DeSantis’ stance and ideology reflects a fragility of whiteness that not only dominates our legislation, but that’s also pervasive within organizations and companies who proclaim to want to be part of the solution. History, and our present reality, teaches us time and time again that when White people feel threatened in any way, they will lash out and weaponize their power in a way that harms people of color (see: the 2016 election or January 6, 2021).

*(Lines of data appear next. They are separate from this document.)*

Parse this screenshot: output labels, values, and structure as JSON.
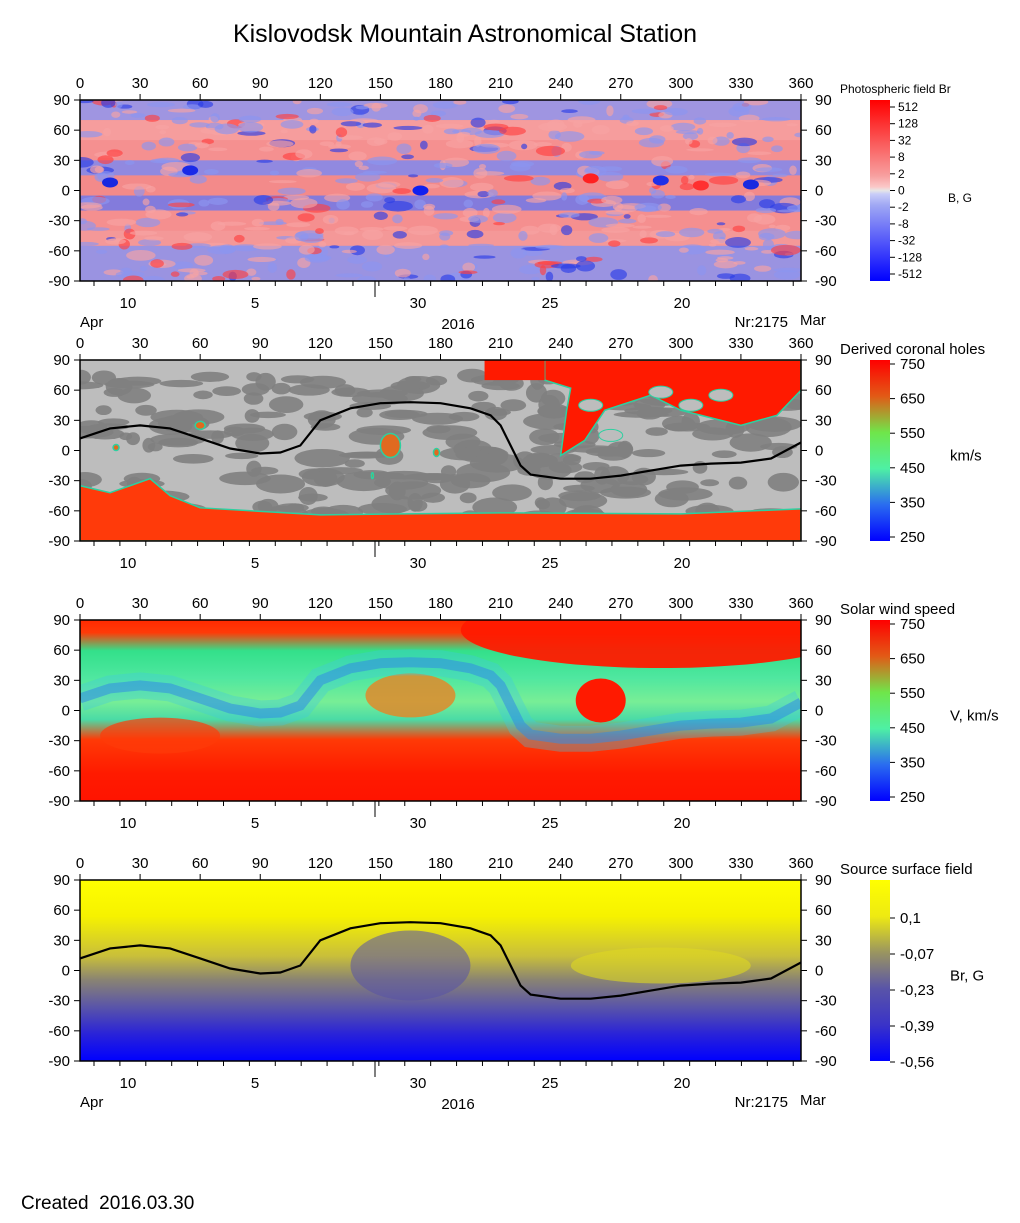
{
  "title": "Kislovodsk Mountain Astronomical Station",
  "footer": {
    "created_label": "Created",
    "created_date": "2016.03.30"
  },
  "colors": {
    "br_positive": "#f78a8a",
    "br_negative": "#7b86ee",
    "coronal_hole_red": "#ff1a00",
    "quiet_gray_light": "#bdbdbd",
    "quiet_gray_dark": "#7e7e7e",
    "ss_yellow": "#ffff00",
    "ss_blue": "#0000ff"
  },
  "chart_data": [
    {
      "type": "heatmap",
      "title": "Photospheric field Br",
      "colorbar_label": "B, G",
      "colorbar_ticks": [
        "512",
        "128",
        "32",
        "8",
        "2",
        "0",
        "-2",
        "-8",
        "-32",
        "-128",
        "-512"
      ],
      "x_top_ticks": [
        "0",
        "30",
        "60",
        "90",
        "120",
        "150",
        "180",
        "210",
        "240",
        "270",
        "300",
        "330",
        "360"
      ],
      "y_ticks": [
        "90",
        "60",
        "30",
        "0",
        "-30",
        "-60",
        "-90"
      ],
      "date_ticks": [
        "10",
        "5",
        "30",
        "25",
        "20"
      ],
      "xlim": [
        0,
        360
      ],
      "ylim": [
        -90,
        90
      ],
      "bottom_left": "Apr",
      "bottom_center": "2016",
      "bottom_right": "Nr:2175",
      "bottom_far_right": "Mar",
      "grid": false
    },
    {
      "type": "heatmap",
      "title": "Derived coronal holes",
      "colorbar_label": "km/s",
      "colorbar_ticks": [
        "750",
        "650",
        "550",
        "450",
        "350",
        "250"
      ],
      "x_top_ticks": [
        "0",
        "30",
        "60",
        "90",
        "120",
        "150",
        "180",
        "210",
        "240",
        "270",
        "300",
        "330",
        "360"
      ],
      "y_ticks": [
        "90",
        "60",
        "30",
        "0",
        "-30",
        "-60",
        "-90"
      ],
      "date_ticks": [
        "10",
        "5",
        "30",
        "25",
        "20"
      ],
      "xlim": [
        0,
        360
      ],
      "ylim": [
        -90,
        90
      ],
      "neutral_line": {
        "x": [
          0,
          15,
          30,
          45,
          60,
          75,
          90,
          100,
          110,
          120,
          135,
          150,
          165,
          180,
          195,
          205,
          210,
          215,
          220,
          225,
          240,
          255,
          270,
          285,
          300,
          315,
          330,
          345,
          360
        ],
        "y": [
          12,
          22,
          25,
          22,
          12,
          2,
          -3,
          -2,
          5,
          30,
          42,
          47,
          48,
          47,
          42,
          35,
          25,
          5,
          -15,
          -24,
          -28,
          -28,
          -25,
          -20,
          -15,
          -13,
          -12,
          -8,
          8
        ]
      },
      "grid": false
    },
    {
      "type": "heatmap",
      "title": "Solar wind speed",
      "colorbar_label": "V, km/s",
      "colorbar_ticks": [
        "750",
        "650",
        "550",
        "450",
        "350",
        "250"
      ],
      "x_top_ticks": [
        "0",
        "30",
        "60",
        "90",
        "120",
        "150",
        "180",
        "210",
        "240",
        "270",
        "300",
        "330",
        "360"
      ],
      "y_ticks": [
        "90",
        "60",
        "30",
        "0",
        "-30",
        "-60",
        "-90"
      ],
      "date_ticks": [
        "10",
        "5",
        "30",
        "25",
        "20"
      ],
      "xlim": [
        0,
        360
      ],
      "ylim": [
        -90,
        90
      ],
      "grid": false
    },
    {
      "type": "heatmap",
      "title": "Source surface field",
      "colorbar_label": "Br, G",
      "colorbar_ticks": [
        "0,1",
        "-0,07",
        "-0,23",
        "-0,39",
        "-0,56"
      ],
      "x_top_ticks": [
        "0",
        "30",
        "60",
        "90",
        "120",
        "150",
        "180",
        "210",
        "240",
        "270",
        "300",
        "330",
        "360"
      ],
      "y_ticks": [
        "90",
        "60",
        "30",
        "0",
        "-30",
        "-60",
        "-90"
      ],
      "date_ticks": [
        "10",
        "5",
        "30",
        "25",
        "20"
      ],
      "xlim": [
        0,
        360
      ],
      "ylim": [
        -90,
        90
      ],
      "bottom_left": "Apr",
      "bottom_center": "2016",
      "bottom_right": "Nr:2175",
      "bottom_far_right": "Mar",
      "grid": false
    }
  ]
}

Employers allow these same racist and anti-Black belief systems to thrive in their places of work through practices, policies, and procedures that protect the interests of the dominant class at the expense of the people from underrepresented communities. While DeSantis was able to get his agenda passed, his stance is mostly unpopular across the nation, and especially for the communities this change will directly impact. A March 2023 survey from Best Colleges found that only 1 in 4 students support legislative efforts to limit DEI on college campuses. More than half of the students surveyed also supported incorporating discussions on race, gender, and sexuality into coursework at public colleges.



Organizations operate in similar ways when they upend the will of Black and brown employees with practices, or building a culture that does not value or implement their feedback and needs.


The defiance of DeSantis to push forward with a policy like this is reflective of white supremacist values that insist on having power over Black, brown, and Indigenous communities. Organizations take a similar approach when they do things like keeping managers in place that are known to be toxic and harmful to the rest of the team; refusing to implement more flexible workplace accommodations; or shutting down attempts by employees of color to shift the culture towards one that is more inclusive and equitable.



Florida also teaches organizations looking to become more equitable and anti-racist an important lesson on the perils of resisting change. Instead of leaning into the moment and embracing transformation, organizations, like Florida, resist it by doubling down on policies and supporting leaders that overtly do not hold anti-racist values.

Organizations can resist an internal whitelash to their DEI efforts by first interrogating whose interests they are beholden to. Whose voice will you listen to when faced with competing interests between entities like board members or funders? Leaning into the voices and experiences of Black, brown, and Indigenous people is the key to crafting an anti-racist and equitable workspace. Anything less than that reveals where the DeSantis-like ways in your organization is showing.